I’m admittedly late to the party with this, as it’s a January 27th announcement. Comcast is gearing up for public ipv6 trials starting in April, and they’re looking for guinea pigs trial users.
[Update 2010-02-26] I just received an email from Comcast. They’ll start ramping up 6RD trials nationwide. Dual-stack trials will be regionally limited. Trial users that do not have IPv6-ready equipment will receive equipment that is ready, including what Comcast calls a “gateway” (home router). They may start contacting volunteers in a month, and expect to start some of these trials within 3 months.
There’ll be four total phases to the trial:
Q2 2010
IPv6 tunneled over IPv4 using 6RD. If you’re using one of the tunnel methods I describe in this blog today, you’re familiar with this.
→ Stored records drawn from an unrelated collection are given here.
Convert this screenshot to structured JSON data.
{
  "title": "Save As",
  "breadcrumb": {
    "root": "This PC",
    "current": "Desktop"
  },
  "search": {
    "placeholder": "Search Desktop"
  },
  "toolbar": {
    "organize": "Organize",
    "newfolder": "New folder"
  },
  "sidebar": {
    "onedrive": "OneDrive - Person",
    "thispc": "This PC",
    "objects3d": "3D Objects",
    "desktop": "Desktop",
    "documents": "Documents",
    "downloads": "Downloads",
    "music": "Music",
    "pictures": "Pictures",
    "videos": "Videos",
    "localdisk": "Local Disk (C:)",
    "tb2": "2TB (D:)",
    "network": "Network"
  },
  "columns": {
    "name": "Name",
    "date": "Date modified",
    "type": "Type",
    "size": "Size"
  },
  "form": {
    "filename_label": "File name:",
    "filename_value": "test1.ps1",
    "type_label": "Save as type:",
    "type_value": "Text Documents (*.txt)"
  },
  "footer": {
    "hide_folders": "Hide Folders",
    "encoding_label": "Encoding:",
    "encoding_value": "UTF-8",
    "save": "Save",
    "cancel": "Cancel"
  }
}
Native dual stack. You’ll have both an ipv4 address and ipv6 addressing natively. Your router will need to support ipv6.
Q3 2010
IPv4 tunneled over IPv6, dubbed “Dual Stack Lite”. You’ll have a private IPv4 address, and use a tunnel over IPv6 to share one public IPv4 address with several other subscribers. Interesting approach.
Business class dual stack
In other “late to the party” news, Google turned up ipv6 on youtube sometime in January. Full production, caused a big spike in v6 traffic, and it seems to be working just fine.